Why It’s So Hard to Ignore a Baby’s Cry, According to Science

Source: Time

By Jordan Raine, University of Sussex / The Conversation

Have you ever been sat on a flight with a crying baby in your vicinity, wondering more and more with each successive wail how much longer you can stand the sound? Or maybe you’ve been a parent, barely able to resist for a second before running to soothe your precious infant’s ear-piercing distress? Most of us have been there at some point in our lives. But what exactly is it about a baby’s cry that makes it so hard to ignore?

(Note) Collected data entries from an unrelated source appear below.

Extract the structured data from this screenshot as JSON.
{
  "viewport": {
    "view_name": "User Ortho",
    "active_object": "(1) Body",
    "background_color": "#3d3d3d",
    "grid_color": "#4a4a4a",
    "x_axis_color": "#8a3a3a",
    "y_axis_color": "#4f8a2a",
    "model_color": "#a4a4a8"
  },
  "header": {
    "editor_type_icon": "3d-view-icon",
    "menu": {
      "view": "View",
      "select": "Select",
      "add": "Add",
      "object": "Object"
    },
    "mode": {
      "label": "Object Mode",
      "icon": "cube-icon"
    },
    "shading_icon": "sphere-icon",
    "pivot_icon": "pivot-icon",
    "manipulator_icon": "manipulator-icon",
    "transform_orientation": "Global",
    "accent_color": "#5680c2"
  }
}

First, it is important to draw a distinction between crying and tears. Many species produce cries, but we appear to be the only animals that send emotional droplets streaming down from our tear ducts. While tears often accompany cry vocalisations in older age, they are by no means a prerequisite of crying – newborns cry from birth but don’t produce tears until they are two to three months in age. It also turns out that these early cries have evolutionary roots separate from the more cultural, learned “emotional crying” that we develop in later life.

Crying is a primitive behaviour shared across mammals, whose governing mechanisms are rooted in the evolutionarily ancient brain stem – infant rats, cats, and humans have all been shown to be able to cry even when the forebrain, which evolved much later, is absent. Indeed, the cries of many human and non-human mammal infants are highly similar in both acoustic structure and in the contexts in which they occur – across the mammal kingdom, infants cry primarily when they’re hungry, when they’re in pain, and when they’re alone.